Chamber Music Review Print



Western Piedmont Symphony: Chamber Classics V

April 7, 2007 - Hickory, NC:


The Western Piedmont Symphony presented the final concert of its regular chamber music series on Saturday, April 7th at the Episcopal Church of the Ascension in Hickory. The Degas String Quartet, making its first return to Hickory following completion of its three-year residency, was the featured ensemble. Joining original quartet members Simon Ertz, viola, and Philip von Maltzahn, cello, were violinists Timothy Peters and Naho Tsutsui.

The program was given as a benefit for the Greater Hickory Cooperative Christian Ministries, and the audience was asked to bring two or more cans of food as the price of admission.

The entire program was devoted to “The Seven Last Words of Our Saviour on the Cross” by Franz Josef Haydn (1732-1809). The work was written in 1786 on a commission from the canon of the Cathedral of Cádiz, Spain, to be performed on Good Friday of the next year. It consists of an introduction and seven solemn meditations, which were intended to serve as interludes between sermons built around the events of the Crucifixion.

Haydn originally wrote the “Seven Last Words” for a full orchestra, and at the same time he made an arrangement for string quartet. He also oversaw the publishing of a piano reduction the same year. Almost ten years later, he produced an oratorio version for chorus and orchestra. Thus, there now exist four different versions.

This performance, of course, was the one for string quartet. Between each section of the work, the biblical text corresponding to the title of each movement was read, followed by a short biblical meditation. The readers for the evening were Jim Roane, Suzanne Garrett, and John Gordon Ross.

Haydn’s score is a painstaking treatment of varying degrees of slowness: adagio, grave, largo and lento (slow, solemn, very slow, and slow). The final section, following the last work, is presto (very fast), and is a vivid musical depiction of the earthquake that is said to have followed the death of Christ.

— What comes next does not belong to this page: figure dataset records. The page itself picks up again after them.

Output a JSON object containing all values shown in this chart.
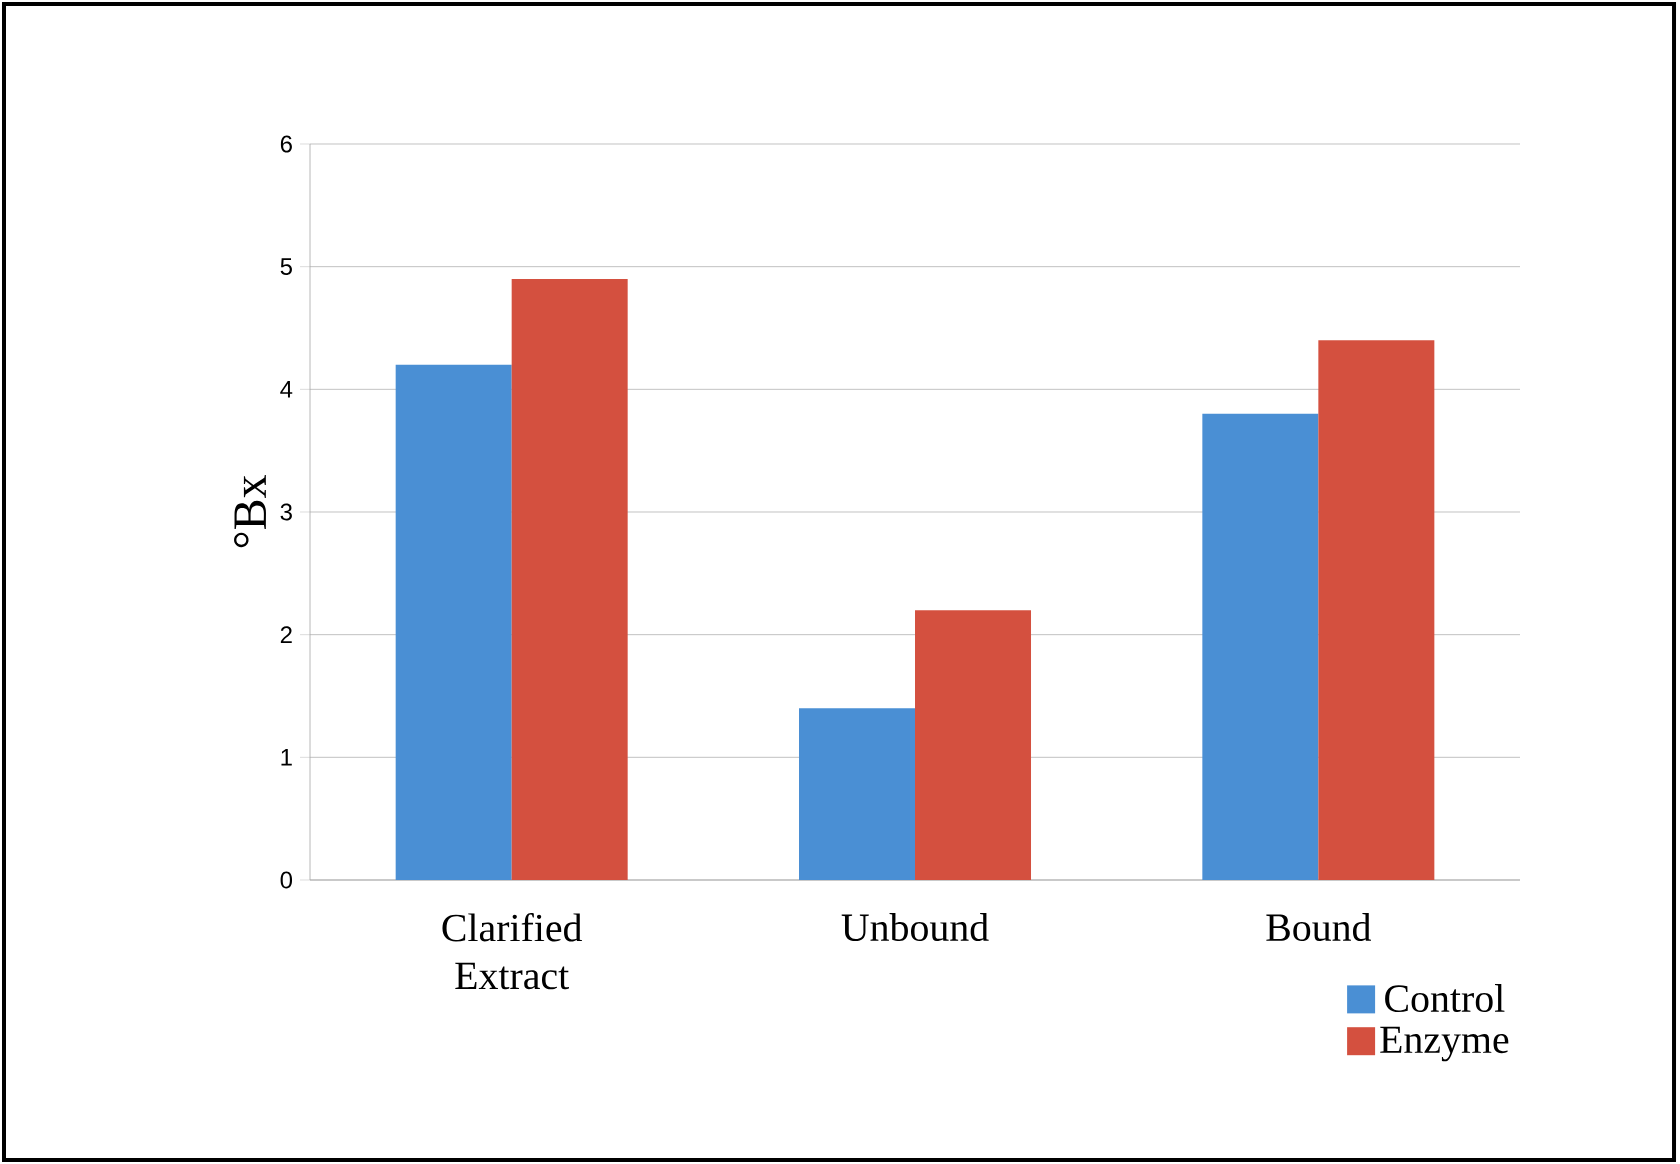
{
  "chart_data": {
    "type": "bar",
    "ylabel": "°Bx",
    "categories": [
      "Clarified Extract",
      "Unbound",
      "Bound"
    ],
    "series": [
      {
        "name": "Control",
        "color": "#4a8fd4",
        "values": [
          4.2,
          1.4,
          3.8
        ]
      },
      {
        "name": "Enzyme",
        "color": "#d4503f",
        "values": [
          4.9,
          2.2,
          4.4
        ]
      }
    ],
    "ylim": [
      0,
      6
    ],
    "yticks": [
      0,
      1,
      2,
      3,
      4,
      5,
      6
    ],
    "grid": "y",
    "legend": "bottom right"
  }
}
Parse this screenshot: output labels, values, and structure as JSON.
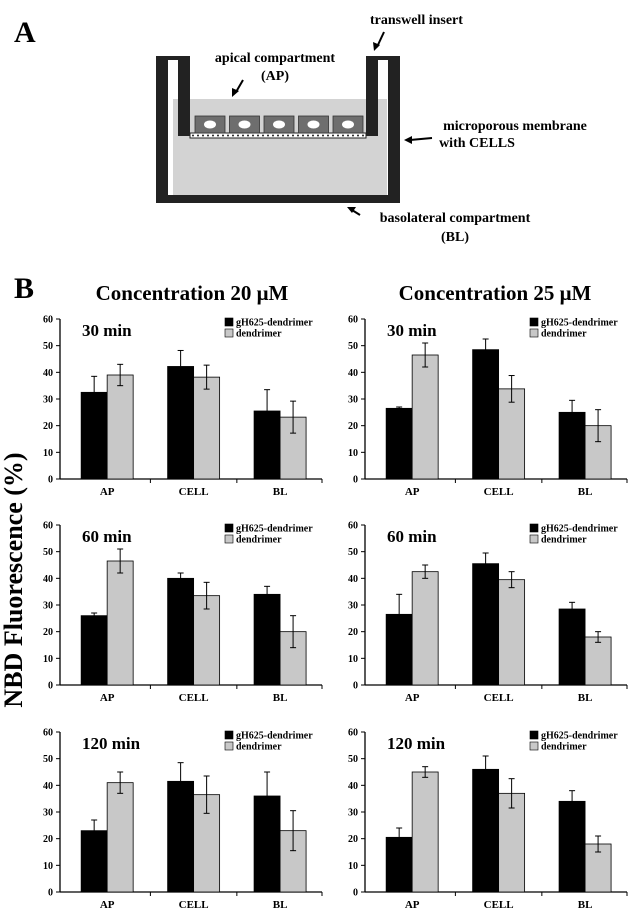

The Degas Quartet portrayed all of the sections with pathos and solemnity suitable for the occasion. The last movement was played as if all hell had broken loose, which, indeed, is said to have been the case.

There is always concern when an established ensemble takes on new members. In this case, the fit seemed perfect. Their styles, sounds, and instruments blended well. Hopefully, this can become a permanent arrangement for the Degas Quartet. We look forward to a continuing relationship in the Hickory area with this fine ensemble.